Wie bei anderen Anwendungsprogrammen enthält der Fensterrahmen der Moskito-Auskunftstation die Bedienelemente des verwendeten Betriebssystems wie das Systemmenü mit Möglichkeiten zur Skalierung des Fensters usw. Es sei daher an dieser Stelle auf die Dokumentation des jeweiligen Betriebssystems verwiesen.

 

Unterhalb des Systemmenüs erscheint das Menü der Moskito-Auskunftstation, in dem alle Befehle in einer Verzweigungsstruktur aufgeführt sind.

 

Unter dem Menü liegt die Toolbox, anhand derer Sie die Befehle des Menüs durch Anklicken des entsprechenden Symbols schneller ausführen können.

 

Mit Hilfe der Infobox werden Sie durch einzelne Befehlsschritte geführt. Sie enthält Informationen darüber, welche Angaben das System zur Durchführung eines Befehls von Ihnen benötigt.

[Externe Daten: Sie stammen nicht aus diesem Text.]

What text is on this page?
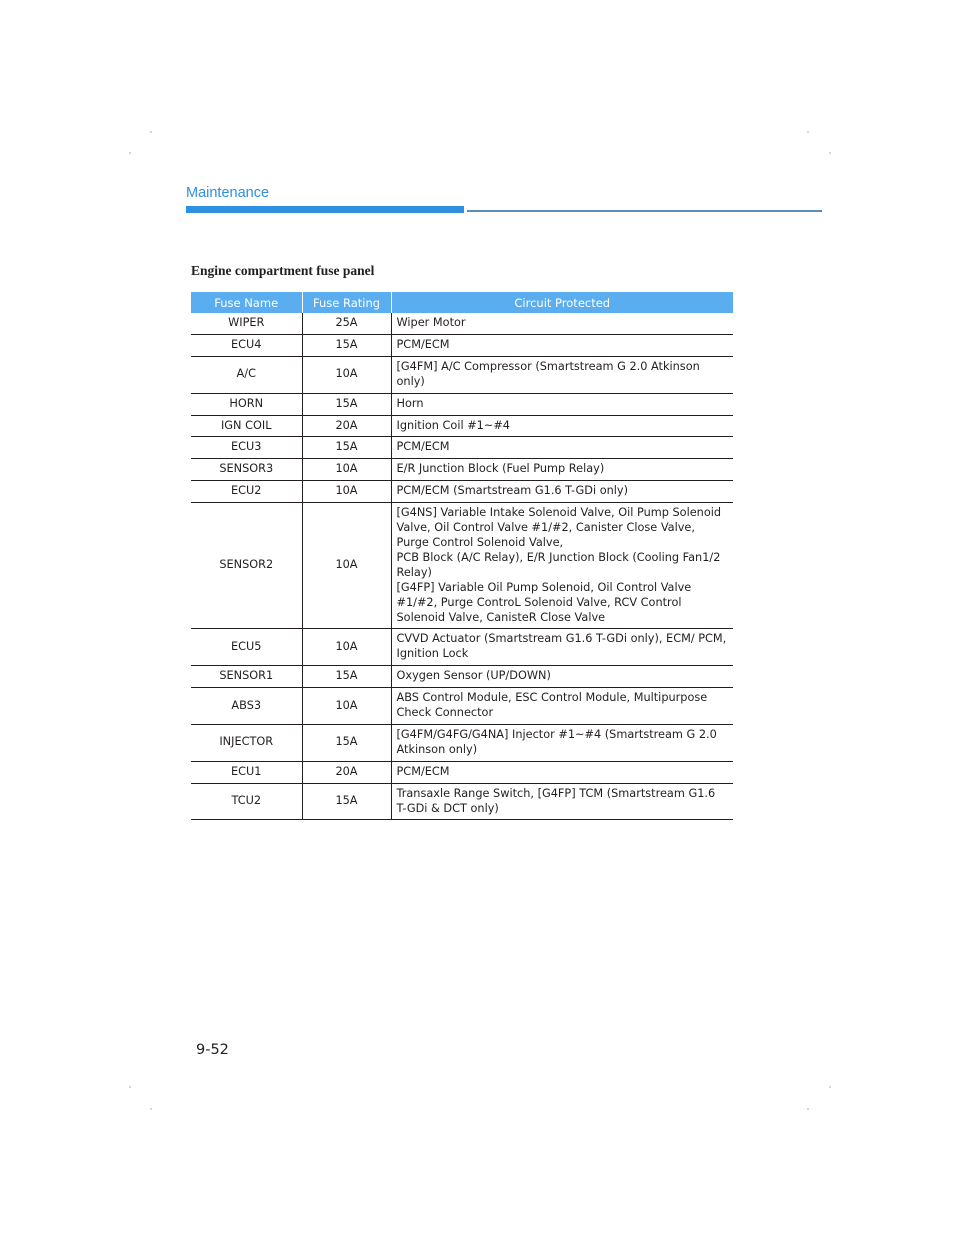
Maintenance
Engine compartment fuse panel
Fuse Name	Fuse Rating	Circuit Protected
WIPER	25A	Wiper Motor
ECU4	15A	PCM/ECM
A/C	10A	[G4FM] A/C Compressor (Smartstream G 2.0 Atkinson only)
HORN	15A	Horn
IGN COIL	20A	Ignition Coil #1~#4
ECU3	15A	PCM/ECM
SENSOR3	10A	E/R Junction Block (Fuel Pump Relay)
ECU2	10A	PCM/ECM (Smartstream G1.6 T-GDi only)
SENSOR2	10A	[G4NS] Variable Intake Solenoid Valve, Oil Pump Solenoid Valve, Oil Control Valve #1/#2, Canister Close Valve, Purge Control Solenoid Valve,
PCB Block (A/C Relay), E/R Junction Block (Cooling Fan1/2 Relay)
[G4FP] Variable Oil Pump Solenoid, Oil Control Valve #1/#2, Purge ControL Solenoid Valve, RCV Control Solenoid Valve, CanisteR Close Valve
ECU5	10A	CVVD Actuator (Smartstream G1.6 T-GDi only), ECM/ PCM, Ignition Lock
SENSOR1	15A	Oxygen Sensor (UP/DOWN)
ABS3	10A	ABS Control Module, ESC Control Module, Multipurpose Check Connector
INJECTOR	15A	[G4FM/G4FG/G4NA] Injector #1~#4 (Smartstream G 2.0 Atkinson only)
ECU1	20A	PCM/ECM
TCU2	15A	Transaxle Range Switch, [G4FP] TCM (Smartstream G1.6 T-GDi & DCT only)
9-52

Nach Beendigung des Befehls schließt sich die Infobox automatisch.

 

Der Grafikbereich dient zur Anzeige von Plänen, deren Aussehen im Menü oder der Toolbox gesteuert werden kann. Zusätzlich stehen viele Funktionen durch das Kontextmenü oder durch interaktives Arbeiten mit der Maus zur Verfügung.

 

Die Bildlaufleisten bieten eine Möglichkeit zur Navigation im Grafikfenster. Mit ihnen können Sie den Planausschnitt, der auf dem Bildschirm angezeigt wird, nach oben, unten, rechts oder links verschieben.

 

Eine weitere Bedienungsmöglichkeit der Moskito-Auskunftstation ist durch die Kommandozeile gegeben, die in einem separaten Kommandofenster liegt. Über die Tastatur können hier Befehle eingegeben und Userfunktionen ausgeführt werden. Die Verwendung der Kommandozeile erfordert Kenntnisse im Umgang mit der Moskito-Programmiersprache. Im Kommandofenster selbst wird ein Protokoll aller durchgeführten Aktionen aufgelistet.